Probably the most important thing when using leather is marrying the right type of leather with the environment, use and application. Different types of leather are specifically made to not only perform in certain applications or environments, but they are designed to excel in particular conditions, usages and exposure. Too often people just assume that leather is leather and rather than fitting the type and style of leather to the application they base their leather choice strictly on colour and look.
Before looking at types, styles or colours the first thing you should focus on when a client is interested in leather is application and usage. What are the demands and expectations that are going to be placed on the leather? What people seem to lose sight of is that an aniline leather is not “better” than a pigmented leather in terms of quality when it comes to durability and performance. As soon as you get focused on what the “best” leather is you lose sight of what the best “type” of leather is for your application.

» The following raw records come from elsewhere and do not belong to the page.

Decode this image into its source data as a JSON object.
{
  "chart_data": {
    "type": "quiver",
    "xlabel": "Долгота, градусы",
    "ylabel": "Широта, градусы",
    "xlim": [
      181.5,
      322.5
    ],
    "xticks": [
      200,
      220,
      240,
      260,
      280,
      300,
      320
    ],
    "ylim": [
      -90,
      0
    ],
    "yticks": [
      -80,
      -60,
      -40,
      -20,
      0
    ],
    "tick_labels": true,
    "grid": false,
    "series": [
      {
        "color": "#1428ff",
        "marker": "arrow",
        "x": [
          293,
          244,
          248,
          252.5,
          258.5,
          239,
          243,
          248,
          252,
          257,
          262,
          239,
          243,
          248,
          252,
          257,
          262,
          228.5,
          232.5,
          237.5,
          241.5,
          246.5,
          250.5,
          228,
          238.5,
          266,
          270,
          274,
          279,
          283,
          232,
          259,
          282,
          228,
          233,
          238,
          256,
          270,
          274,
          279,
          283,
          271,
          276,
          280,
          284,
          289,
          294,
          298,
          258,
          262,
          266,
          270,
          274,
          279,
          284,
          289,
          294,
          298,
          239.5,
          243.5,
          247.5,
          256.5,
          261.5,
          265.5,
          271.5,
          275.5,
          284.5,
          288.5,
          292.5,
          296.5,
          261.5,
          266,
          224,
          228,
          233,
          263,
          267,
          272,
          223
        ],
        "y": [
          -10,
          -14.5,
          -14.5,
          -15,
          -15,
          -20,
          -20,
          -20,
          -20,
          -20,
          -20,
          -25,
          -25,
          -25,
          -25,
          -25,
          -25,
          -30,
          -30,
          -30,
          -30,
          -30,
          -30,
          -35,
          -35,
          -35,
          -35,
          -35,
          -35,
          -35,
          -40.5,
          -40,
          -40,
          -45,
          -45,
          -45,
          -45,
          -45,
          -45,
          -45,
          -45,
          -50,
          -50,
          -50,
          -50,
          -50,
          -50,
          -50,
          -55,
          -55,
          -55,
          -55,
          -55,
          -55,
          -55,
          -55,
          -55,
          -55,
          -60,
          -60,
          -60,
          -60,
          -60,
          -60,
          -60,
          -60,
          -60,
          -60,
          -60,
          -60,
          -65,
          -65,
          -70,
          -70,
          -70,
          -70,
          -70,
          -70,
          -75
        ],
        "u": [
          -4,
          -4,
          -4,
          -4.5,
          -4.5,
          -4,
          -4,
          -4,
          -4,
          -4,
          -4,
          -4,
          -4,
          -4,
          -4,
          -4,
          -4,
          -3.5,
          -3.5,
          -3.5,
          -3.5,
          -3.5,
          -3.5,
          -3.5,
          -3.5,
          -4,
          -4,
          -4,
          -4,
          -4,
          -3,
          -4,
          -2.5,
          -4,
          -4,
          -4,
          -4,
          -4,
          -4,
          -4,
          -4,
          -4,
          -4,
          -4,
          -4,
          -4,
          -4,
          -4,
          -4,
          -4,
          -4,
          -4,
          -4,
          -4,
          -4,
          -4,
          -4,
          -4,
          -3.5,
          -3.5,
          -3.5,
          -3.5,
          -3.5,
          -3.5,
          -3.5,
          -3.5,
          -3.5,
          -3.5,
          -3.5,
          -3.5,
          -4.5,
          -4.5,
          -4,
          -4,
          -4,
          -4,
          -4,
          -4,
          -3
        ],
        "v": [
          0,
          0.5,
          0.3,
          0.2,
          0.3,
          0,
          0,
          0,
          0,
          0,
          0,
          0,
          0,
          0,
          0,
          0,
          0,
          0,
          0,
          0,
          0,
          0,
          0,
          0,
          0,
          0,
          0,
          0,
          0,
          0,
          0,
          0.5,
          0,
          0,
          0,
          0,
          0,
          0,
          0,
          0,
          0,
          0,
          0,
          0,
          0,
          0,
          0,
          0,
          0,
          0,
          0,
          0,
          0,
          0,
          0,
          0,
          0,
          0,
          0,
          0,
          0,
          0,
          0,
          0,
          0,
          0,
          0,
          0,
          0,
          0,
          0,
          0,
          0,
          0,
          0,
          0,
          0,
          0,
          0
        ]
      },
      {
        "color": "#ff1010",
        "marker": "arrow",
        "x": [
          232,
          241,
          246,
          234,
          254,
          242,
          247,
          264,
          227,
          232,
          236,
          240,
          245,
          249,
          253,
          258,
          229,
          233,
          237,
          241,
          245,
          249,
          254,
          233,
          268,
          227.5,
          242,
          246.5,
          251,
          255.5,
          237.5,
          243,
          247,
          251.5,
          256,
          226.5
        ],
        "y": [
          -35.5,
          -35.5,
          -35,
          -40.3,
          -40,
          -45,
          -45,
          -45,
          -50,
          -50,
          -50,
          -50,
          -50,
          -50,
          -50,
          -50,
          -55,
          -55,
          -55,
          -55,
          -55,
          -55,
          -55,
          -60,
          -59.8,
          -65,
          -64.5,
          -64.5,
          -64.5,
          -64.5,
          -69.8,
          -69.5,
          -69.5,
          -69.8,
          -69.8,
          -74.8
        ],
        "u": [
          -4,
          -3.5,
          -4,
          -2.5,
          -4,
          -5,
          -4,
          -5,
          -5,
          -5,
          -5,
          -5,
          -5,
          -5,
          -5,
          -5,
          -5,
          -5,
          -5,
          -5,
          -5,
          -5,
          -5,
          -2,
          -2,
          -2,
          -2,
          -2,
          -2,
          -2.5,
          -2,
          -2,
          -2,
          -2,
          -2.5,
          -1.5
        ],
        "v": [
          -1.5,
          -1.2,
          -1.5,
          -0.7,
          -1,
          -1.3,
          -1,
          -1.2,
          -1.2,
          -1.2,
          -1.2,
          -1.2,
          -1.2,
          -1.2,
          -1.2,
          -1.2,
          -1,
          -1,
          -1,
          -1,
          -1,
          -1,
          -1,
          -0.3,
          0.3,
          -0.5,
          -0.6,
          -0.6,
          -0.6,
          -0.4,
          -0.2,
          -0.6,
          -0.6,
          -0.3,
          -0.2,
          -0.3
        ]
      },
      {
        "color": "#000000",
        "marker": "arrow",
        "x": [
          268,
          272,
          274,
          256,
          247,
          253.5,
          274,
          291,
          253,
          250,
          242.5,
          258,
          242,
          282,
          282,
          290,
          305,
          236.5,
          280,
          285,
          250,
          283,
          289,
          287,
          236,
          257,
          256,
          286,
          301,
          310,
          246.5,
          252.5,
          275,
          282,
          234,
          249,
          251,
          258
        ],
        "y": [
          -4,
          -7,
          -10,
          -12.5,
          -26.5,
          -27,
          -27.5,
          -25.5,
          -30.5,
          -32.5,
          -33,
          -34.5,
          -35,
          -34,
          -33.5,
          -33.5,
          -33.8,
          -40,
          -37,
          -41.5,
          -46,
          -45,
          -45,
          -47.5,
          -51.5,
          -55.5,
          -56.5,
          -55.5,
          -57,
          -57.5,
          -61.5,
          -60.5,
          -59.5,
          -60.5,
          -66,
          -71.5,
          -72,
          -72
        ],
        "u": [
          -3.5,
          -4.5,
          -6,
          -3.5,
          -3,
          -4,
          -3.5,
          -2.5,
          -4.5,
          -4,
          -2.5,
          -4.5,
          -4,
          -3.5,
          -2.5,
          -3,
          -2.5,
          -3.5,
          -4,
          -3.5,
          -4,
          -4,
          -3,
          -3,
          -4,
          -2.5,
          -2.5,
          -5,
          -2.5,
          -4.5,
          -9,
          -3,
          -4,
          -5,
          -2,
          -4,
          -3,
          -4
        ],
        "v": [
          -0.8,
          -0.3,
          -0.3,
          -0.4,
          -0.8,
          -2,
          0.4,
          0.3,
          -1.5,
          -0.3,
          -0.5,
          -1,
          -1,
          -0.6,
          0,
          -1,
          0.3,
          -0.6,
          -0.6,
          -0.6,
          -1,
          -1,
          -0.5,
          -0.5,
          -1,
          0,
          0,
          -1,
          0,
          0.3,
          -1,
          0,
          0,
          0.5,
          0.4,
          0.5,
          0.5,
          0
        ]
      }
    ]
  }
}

Aniline leather is the most expensive leather and is often seen as the “best” but this has more to do with the fact that you can only use the cleanest hides to make aniline. In a restaurant or bar environment aniline can actually be one of the worst types of leather to use.
What you need to focus on is getting the client to give you as much information as possible with regards to the type of application and usage the furniture will see. From there you can focus in on the types of leather that will perform to your clients expectations. A family of four with pets will have much different needs than say a professional couple with no kids or pets. There are times when what the client wants and how that type of leather will perform just don’t mix. So it is important not only to find out the type of usage and application but the expectations of the leather.
If a client wants a contemporary piece that is going to look the same today as 5 years from now you should steer them towards a pigmented or semi-aniline hide. If a client is looking for that classic leather look and wants the piece to age and patina over the years then you want to get them into an aniline. Where this becomes even more important is when you are looking at distressed or pull up hides. If a client likes the “distressed” look but doesn’t want it to get too heavily marked you need to make sure you use the right type of distressed leather.
Another thing to factor in when selecting leather is care and maintenance. Aniline leather is far more high maintenance than pigmented leather. So if your client is looking for a low maintenance piece you should be steering them towards pigmented leather and away from aniline. This is why pigmented or semi-aniline leather is always recommended in dining rooms, kitchens, restaurants, bars and other applications where there is a higher chance of staining or soiling.
We always recommend our clients to consult with us before selecting leather for an application. We have seen countless pieces of furniture that have been made using the wrong leather for the choose application. The furniture may have looked amazing when it was first installed but it failed to live up to the expectations of the client as it was not intended for the use it was exposed to.